This documentary by JL Burgos took practically 17 years to complete, and each of those long years were literally his stations of the cross. From April 28, 2007, when Jonas Burgos was abducted by an Army unit led by then 1st Lt. Harry Baliaga and three other soldiers, until 2024, when the documentary was finally shown, the work is still incomplete. Until the disappeared Jonas surfaces, or is found, the work shall not be done.
“Alipato at Muog” is a chronicle of the frustrating search for Jonas, who was snatched in full view of customers at a restaurant in Ever Gotesco mall along Commonwealth Ave. in Quezon City, with Jonas shouting he wasn’t a rebel but merely an activist. No one moved as the abductors identified themselves as policemen. But Baliaga was eventually fingered as the team leader of the operation even as he denied to high heavens that he had nothing to do with the abduction. Later, Jonas managed to make calls on his cell phone, indicating he was near Camp Aguinaldo and was “taking a bath,” an indication he was given the “water cure,” a torture method perfected by the American soldiers against Filipino revolutionaries.
The headquarters of the Intelligence Service of the Armed Forces of the Philippines (ISAFP) is in Camp Aguinaldo. ISAFP gets its personnel mainly from the Philippine Army (PA) and maintains counter-intelligence units to monitor foreign spies, including those in diplomatic missions. It assesses intelligence information and develops moles to penetrate groups believed to be hostile to the state. Its intelligence work covers data gathering with PA units and loyalty checks on officers and men involved in counterinsurgency operations.
When Edith T. Burgos publicly disclosed the abduction and demanded that then president Gloria Macapagal Arroyo, the scenario builders at the Philippine Army (PA) devised an elaborate cover-up, from the allegation that the New People’s Army (NPA) ordered the abduction of Jonas for being a “military spy,” with two “ex-NPA” elements added to the broth. This story flamed out as both elements were not “ex-NPA” but people under military protection. Then the police came in, adding more yards to the yarn, tying the scenario in knots as the two, identified as Melissa Concepcion Reyes and Emerito Lipio, said they arranged a meeting with Jonas, whom they knew as “Ramon.”
Of course, “Ramon” was linked to a certain Lt. Abletes, an army officer that the 56th Infantry Battalion suspected was working with the NPA. That this Abletes was arrested and kept in the doghouse for a month by his own battalion before the disappearance of Jonas Burgos doesn’t wash. Only Reyes and Lipio sing the same tune. The Abletes story is internal to the military, but they can use it to craft a cloak-and-dagger plot, and save their betters from prison. And craft they did, as the detained Abletes was a comrade to NPA guerrillas and “Ramon” was the convenient link between the Red fighters and Abletes, the “Red fighter” in fatigues. The Reyes and Lipio narrative has no probative value. It can only happen to be true once the stars tumble from the sky and the seas would suddenly run dry, as Brenda Lee croons.

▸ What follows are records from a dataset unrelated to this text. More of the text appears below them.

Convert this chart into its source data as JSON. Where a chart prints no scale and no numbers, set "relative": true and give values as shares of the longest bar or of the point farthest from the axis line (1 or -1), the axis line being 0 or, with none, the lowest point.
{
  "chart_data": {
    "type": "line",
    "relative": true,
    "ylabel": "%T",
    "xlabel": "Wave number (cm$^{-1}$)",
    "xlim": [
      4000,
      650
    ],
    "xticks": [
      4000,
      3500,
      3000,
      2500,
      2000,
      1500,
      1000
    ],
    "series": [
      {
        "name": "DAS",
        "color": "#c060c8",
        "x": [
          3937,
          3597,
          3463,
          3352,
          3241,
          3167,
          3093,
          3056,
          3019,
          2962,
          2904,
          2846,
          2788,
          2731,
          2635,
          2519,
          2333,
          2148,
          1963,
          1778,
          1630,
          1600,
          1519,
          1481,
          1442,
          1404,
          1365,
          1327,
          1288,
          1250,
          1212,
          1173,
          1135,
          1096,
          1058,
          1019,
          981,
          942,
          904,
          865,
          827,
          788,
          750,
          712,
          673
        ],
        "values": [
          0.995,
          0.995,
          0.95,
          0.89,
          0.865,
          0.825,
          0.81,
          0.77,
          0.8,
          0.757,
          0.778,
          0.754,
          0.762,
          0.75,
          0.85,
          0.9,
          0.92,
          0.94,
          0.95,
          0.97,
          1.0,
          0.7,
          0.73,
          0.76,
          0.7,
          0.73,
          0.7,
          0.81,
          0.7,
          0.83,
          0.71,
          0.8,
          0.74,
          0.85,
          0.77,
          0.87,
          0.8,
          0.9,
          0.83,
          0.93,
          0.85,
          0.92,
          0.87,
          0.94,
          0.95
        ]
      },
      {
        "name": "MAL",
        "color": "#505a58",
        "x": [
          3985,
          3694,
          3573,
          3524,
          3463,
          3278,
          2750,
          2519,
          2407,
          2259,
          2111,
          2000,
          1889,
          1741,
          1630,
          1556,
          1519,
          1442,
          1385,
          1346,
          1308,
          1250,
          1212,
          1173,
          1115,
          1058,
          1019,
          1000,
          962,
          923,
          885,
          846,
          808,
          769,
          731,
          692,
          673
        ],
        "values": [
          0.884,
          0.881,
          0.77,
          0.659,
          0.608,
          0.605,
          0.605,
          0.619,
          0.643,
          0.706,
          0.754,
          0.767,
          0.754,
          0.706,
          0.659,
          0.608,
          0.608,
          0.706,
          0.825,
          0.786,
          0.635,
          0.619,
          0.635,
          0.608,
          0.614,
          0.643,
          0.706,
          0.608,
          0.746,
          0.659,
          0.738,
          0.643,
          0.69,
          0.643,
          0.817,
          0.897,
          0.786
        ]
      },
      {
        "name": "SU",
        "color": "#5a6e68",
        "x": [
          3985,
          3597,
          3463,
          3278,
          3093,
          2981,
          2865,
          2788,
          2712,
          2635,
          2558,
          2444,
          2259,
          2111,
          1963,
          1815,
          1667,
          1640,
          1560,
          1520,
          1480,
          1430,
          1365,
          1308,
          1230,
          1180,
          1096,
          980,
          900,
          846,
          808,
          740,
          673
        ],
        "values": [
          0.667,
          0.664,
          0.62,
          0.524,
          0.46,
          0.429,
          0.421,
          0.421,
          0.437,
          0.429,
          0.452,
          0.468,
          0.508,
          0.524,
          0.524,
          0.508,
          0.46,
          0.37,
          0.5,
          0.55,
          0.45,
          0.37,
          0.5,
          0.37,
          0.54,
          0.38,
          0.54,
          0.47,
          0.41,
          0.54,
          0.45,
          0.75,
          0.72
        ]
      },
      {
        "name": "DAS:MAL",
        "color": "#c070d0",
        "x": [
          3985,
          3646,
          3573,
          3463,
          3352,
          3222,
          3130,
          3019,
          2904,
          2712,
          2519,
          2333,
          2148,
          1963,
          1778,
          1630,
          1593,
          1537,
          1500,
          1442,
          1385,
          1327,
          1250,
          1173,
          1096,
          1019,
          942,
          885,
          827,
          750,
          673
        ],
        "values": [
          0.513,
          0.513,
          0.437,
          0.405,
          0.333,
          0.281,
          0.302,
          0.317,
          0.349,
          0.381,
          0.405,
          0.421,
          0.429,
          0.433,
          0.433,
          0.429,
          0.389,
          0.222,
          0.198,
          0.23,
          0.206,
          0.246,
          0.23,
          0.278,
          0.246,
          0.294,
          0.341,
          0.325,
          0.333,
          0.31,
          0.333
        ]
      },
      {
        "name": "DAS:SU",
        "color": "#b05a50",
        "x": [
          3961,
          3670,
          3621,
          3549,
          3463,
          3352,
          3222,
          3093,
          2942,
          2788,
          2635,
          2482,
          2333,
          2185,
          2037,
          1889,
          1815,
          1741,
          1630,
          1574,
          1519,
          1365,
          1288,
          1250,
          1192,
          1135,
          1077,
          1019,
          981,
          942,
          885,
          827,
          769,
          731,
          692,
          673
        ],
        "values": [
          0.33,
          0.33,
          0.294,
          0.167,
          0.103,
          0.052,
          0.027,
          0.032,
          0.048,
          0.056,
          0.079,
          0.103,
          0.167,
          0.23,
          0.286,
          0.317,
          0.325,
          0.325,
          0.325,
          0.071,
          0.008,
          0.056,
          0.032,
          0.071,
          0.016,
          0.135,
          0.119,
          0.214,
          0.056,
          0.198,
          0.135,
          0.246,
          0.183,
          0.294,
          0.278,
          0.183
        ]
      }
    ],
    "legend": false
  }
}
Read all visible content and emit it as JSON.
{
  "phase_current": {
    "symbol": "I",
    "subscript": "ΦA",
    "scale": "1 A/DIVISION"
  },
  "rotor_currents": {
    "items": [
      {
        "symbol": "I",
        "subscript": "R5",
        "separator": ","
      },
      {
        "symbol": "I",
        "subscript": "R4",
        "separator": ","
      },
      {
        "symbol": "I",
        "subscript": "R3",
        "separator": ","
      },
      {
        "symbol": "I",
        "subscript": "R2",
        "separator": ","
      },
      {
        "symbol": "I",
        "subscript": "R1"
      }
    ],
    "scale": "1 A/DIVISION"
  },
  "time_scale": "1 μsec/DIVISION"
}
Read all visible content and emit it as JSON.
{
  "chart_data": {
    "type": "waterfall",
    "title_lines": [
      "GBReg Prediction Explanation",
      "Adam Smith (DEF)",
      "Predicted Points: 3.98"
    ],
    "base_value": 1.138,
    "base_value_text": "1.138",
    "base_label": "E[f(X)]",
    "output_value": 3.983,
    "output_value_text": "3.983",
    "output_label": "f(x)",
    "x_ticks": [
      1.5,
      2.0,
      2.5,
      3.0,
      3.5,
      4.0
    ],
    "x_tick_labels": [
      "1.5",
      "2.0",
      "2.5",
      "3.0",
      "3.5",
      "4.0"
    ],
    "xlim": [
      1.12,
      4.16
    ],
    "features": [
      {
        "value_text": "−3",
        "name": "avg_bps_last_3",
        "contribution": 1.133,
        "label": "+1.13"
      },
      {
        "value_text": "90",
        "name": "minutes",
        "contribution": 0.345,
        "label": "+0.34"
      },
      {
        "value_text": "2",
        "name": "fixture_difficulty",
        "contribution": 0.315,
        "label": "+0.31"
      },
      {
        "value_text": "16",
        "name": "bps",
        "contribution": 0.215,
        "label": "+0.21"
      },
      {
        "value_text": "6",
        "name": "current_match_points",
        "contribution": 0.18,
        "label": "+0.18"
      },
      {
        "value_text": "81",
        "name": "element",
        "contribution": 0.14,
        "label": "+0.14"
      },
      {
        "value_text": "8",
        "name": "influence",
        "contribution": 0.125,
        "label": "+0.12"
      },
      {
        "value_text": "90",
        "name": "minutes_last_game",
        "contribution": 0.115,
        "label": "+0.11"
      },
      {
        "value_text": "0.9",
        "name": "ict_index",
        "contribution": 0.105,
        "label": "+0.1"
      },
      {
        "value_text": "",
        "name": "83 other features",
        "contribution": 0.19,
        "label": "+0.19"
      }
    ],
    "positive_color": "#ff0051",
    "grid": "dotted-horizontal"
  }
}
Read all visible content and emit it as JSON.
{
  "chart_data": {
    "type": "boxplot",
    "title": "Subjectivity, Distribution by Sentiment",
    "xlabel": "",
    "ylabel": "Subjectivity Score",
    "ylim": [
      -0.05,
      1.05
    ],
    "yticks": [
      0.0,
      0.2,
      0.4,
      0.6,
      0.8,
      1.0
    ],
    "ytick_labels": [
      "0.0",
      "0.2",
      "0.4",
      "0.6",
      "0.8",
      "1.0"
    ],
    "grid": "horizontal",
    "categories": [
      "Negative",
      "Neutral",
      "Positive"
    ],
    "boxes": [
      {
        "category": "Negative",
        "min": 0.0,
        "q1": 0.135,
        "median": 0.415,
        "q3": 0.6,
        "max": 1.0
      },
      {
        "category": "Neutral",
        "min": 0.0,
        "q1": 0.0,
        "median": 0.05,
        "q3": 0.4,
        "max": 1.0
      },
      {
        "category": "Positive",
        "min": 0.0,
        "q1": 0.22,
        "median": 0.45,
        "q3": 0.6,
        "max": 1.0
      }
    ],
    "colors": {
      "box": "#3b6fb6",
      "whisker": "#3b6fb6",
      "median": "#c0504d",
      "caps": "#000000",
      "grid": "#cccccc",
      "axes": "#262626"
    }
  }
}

Yet, what should raise questions is the fact that Jonas Burgos worked with farmers in Bulacan, where the Burgoses also have a farm, and by being close to the farmers and helping them secure titles to their land, Jonas stirred the hornets’ nest. The testimony of a farmer who was arrested and tortured by his captors indicate that military intelligence was after Jonas, who was integrating with the farmers and raising concern among the Bulacan landlords in San Miguel, Norzagaray, Dona Remedios Trinidad and nearby towns. Farmers never betrayed Jonas, whom they said was known to everybody and helped peasants immensely. No amount was big enough for them to link Jonas with the NPA.
The 56th Infantry Battalion also cannot explain why the plate number TAB 194 was tacked to the vehicle of Jonas’ abductors when it was registered to a Toyota van impounded by the battalion at its headquarters in Bigte, Norzagaray, Bulacan. The lame excuse was that it was stolen at the camp secured by soldiers. JL Burgos couldn’t believe it. The robbery cannot be a plot of the NPA for the “JL Burgos purge.” But it fits nicely to the scenario that some guys delivered the plate number for a covert operation that targets a farmer advocate. The witnesses saw that plate number in a new vehicle and swore it is unlike the red plates they see on police cars and army vehicles.
Jonas Burgos is a case that is as clear as day. The facts, circumstances and legal theory posited by lawyers seeking the whereabouts of Jonas Burgos point to the military as the culprits. Yet, the military officers escaped the gauntlet. Baliaga was acquitted after the witness under the custody of the Commission on Human Rights (CHR) was introduced to a woman who happened to be married to a general. This broke the cover for the witness, who escaped from the CHR’s bumbling officials as he feared he was being set up. With the witness gone, Baliaga went scot-free, his case dismissed. Gen. Eduardo Ano also had his case dismissed, along with Gen. Hermogenes Esperon Jr. and other key intelligence men and planners who lead the cleaners who do the dirty job. In CIA parlance so common among spooks, the cleaners are the assassins.